Comments on "Draco Malfoy"

 

Blogger Pauli said ... (June 27, 2006 10:28 PM) : 

Great post. I think you might say that Draco has had to get really good at magic because it's such a matter of life and death for him. Harry gets by, as Snape points out, with "a little help from his friends". But Draco's friends are idiots. You can see Harry's nonchalance when he half-heartedly tries to get the memory from Slughorn the first time. Dumbledore has to scold him pretty harshly to impress upon him its importance.

Yeah - isn't "Second Hand Lions" one of the most underrated movies? I hardly heard anything about it when it came out, but Lissa and I rented it and I loved it. Great characters.

 

Blogger Merlin said ... (June 27, 2006 11:22 PM) : 

Yeah, all of which she kind of highlights in the book too ... And mostly through Snape, which is really interesting. You have Snape telling Bella and Nacissa about Harry having only luck and more talented friends, you have him berating Crabb and Goyle to Malfoy, with specifics. I think that, even beyond the whole thing of him being highlighted as DADA teacher and the obvious concentration on him with the HBP title role and 2 chapters devoted to him at the beginning ("Spinner's End" and "Snape Victorius"), I thnk just on the broad range across the book too taht she is focussing on Snape teaching, good and ill.

And, if anybody is Snape's student or protige it is Malfoy. It's getting really thick and really good.

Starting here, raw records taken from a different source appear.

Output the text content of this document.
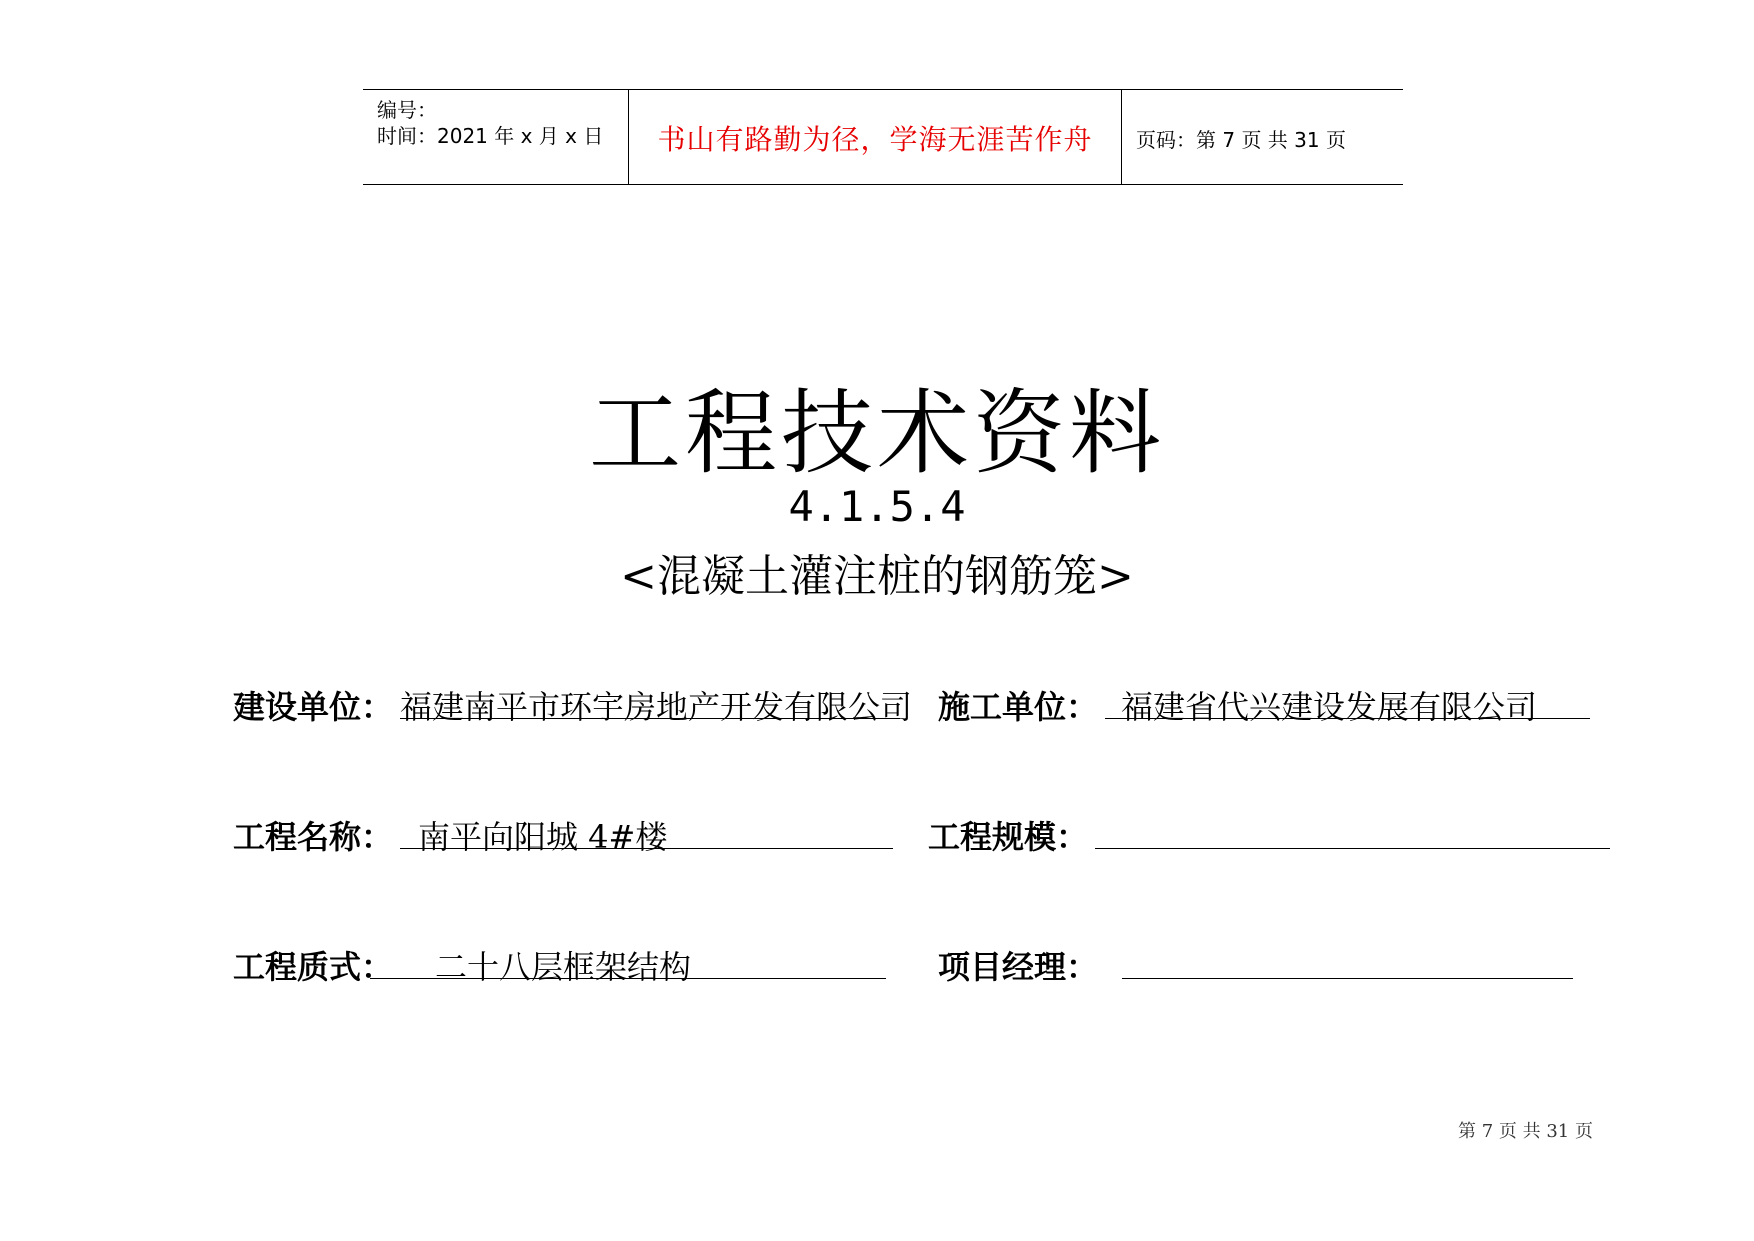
编号：
时间：2021 年 x 月 x 日	书山有路勤为径，学海无涯苦作舟	页码：第 7 页 共 31 页
工程技术资料
4.1.5.4
<混凝土灌注桩的钢筋笼>
建设单位： 福建南平市环宇房地产开发有限公司 施工单位： 福建省代兴建设发展有限公司
工程名称： 南平向阳城 4#楼	工程规模：
工程质式： 二十八层框架结构	项目经理：
第 7 页 共 31 页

And, yeah, Harry is almost like a foil for Draco's character in HBP. I just remembered one of the things that popped into my head while listening ... she develops wit on the part of the characters a lot more in this book. Harry has the obvious quick retort to Snape ("there's no need to call me sir, professor") but Draco has his too ... "the chosen captain, or the boy who scored, or whatever they're calling you these days" - which is sometimes an overlooked thing. A line like that flows off the tongue pretty casually but it is actually difficult to come up with witty things like that, the "mot jus" (just the right word) - it's usually more "inspired" than arrived at by work. Malfoys struggle has definitley produced wit and wits and the question is whether he will use them for ill or good.

But there's something there in Quidditch too ... Draco has sort of "outgrown" it in a way Harry hasn't - which has both good and bad qualities. More than anything it opens the door for Rowling on some interesting psychological issues. I'm sure that Harry, as an adolescent, feels a bit chagrinned - Quidditch is still really big business at school, but like Fred and George, Malfoy has more important fish to fry than "school things" and I'm sure Harry wishes he could be frying those kind of fish too, like catching Malfoy frying his.

Qudditch is still amazing as a symbol and as formation and a sport though. That's the whole thing of it ... learning to be an adult and learning also to be "like one of these little ones."


And, yeah, Harry has to be scolded by DD ... he and Malfoy are like opposite ends of the "coming of age" spectrum - Harry is learning he still has a lot of growing up to do before he can really be "the chosen one" and Malfoy is being forced to grow up too quickly (filling in for his father in a life and death matter with Voldy threatening the lives of his whole family)

I was just thinking that somehow, on a more subtle level, this is a chiastic pairing with book 2 - maybe even on a more surface level too though. In book 2 Malfoy is the "seeker square off" against Harry ... in book 6 Harry is "seeking Malfoy" (literally, scouring the map for Malfoy like he scours the pitch for the Snitch). On the deeper/subtler level though - the Gospel message is "you have heard it said, love your friends but hate your enemies ... but I tell you, love your enemies" - and maybe Harry's lesson with Snape (book 7) and and Malfoy (book 6 leading into book 7, as the build up to Snape) will be that, "It's not even that easy as your enemy presenting himself for you to love ... to find salvation and overcome the dark lord you will have to seek your enemy out, at great pains to yourself in order to love him"

Yeah, Duvall was great in Second Hand Lions (Cain and Osment were too, but Duvall is hard to touch) - that movie was lots of fun.

 

Blogger jkr2 said ... (June 28, 2006 8:48 AM) : 

i love that about harry 'seeking'for draco on the maurauders' map.